Information design methods: Illustration (real life rather than schematic) + steps + colour coding of various cycles
According to the World Health Organization (WHO), there were 207 million cases of malaria worldwide and 627,000 deaths in 2012. This diagram assists the understanding of how Malaria is transmitted and thus provides insight on how individuals can avoid contraction. The diagram shows the stages of malaria transmission in both humans and mosquitos. The language used might be more applicable to people educated in the matter of malaria – A diagram for the actual people at risk may be designed completely differently.

Example 4.2: Tuberculosis Diagram for Nepal Citizens

by Ane Haaland and Diana Fussell

Information design methods: Hand drawn illustration
Used as a teaching tool to communicate the person-to-person transmission of Tuberculosis in Nepal. TB spreads easily from a cough or sneeze so it is important that those infected cover their mouths and noses to prevent infecting others.


To summarise



There are a number of examples of crisis infographics we have found, that utilise information design techniques and design methods to enable clear understanding.
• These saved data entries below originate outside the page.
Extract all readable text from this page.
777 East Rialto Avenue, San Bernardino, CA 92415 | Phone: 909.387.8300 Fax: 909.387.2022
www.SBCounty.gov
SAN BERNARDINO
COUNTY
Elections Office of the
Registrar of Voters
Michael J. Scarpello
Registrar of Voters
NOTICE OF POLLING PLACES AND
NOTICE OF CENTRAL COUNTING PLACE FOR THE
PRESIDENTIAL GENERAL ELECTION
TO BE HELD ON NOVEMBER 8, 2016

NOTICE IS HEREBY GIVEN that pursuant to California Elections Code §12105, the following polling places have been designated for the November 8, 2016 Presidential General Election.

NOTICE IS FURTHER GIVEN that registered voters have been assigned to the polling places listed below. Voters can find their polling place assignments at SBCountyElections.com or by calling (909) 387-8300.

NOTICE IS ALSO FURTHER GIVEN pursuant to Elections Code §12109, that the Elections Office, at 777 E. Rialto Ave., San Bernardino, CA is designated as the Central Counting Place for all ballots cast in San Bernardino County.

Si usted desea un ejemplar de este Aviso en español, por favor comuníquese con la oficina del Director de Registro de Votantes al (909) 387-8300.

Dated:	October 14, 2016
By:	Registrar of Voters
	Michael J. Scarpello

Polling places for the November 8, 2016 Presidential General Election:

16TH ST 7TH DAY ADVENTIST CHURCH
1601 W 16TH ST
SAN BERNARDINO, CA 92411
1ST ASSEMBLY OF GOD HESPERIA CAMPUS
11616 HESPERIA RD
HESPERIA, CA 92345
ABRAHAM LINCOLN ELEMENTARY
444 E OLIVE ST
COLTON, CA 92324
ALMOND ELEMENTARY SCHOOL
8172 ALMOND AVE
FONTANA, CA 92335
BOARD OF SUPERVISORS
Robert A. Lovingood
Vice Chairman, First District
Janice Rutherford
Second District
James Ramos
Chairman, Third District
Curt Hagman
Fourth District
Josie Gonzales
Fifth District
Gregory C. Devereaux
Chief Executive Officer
However, we have found it difficult to find examples that have been provided to at-risk people within developing countries. These communications would be a great challenge to any designer as traditional approaches may not be understood, and meanings misinterpreted. We predict the following challenges would need to be addressed:

  • Design speed and rapid design development
  • User testing and working with the readers
  • Interpretation, e.g. icons Vs illustration
  • Cost of deployment – printing on site in disaster zones
  • Language barriers
  • Understanding of common design layouts, e.g. timelines and step-by-step

Due to the extreme situations when these crisis infographics would be required, we think developments in this area could have a profound effect on the people reading the information. It is pure information design, where branding and ‘look & feel’ take a back seat, whereas clear understanding and user-centric design are at the forefront of graphic communication solutions.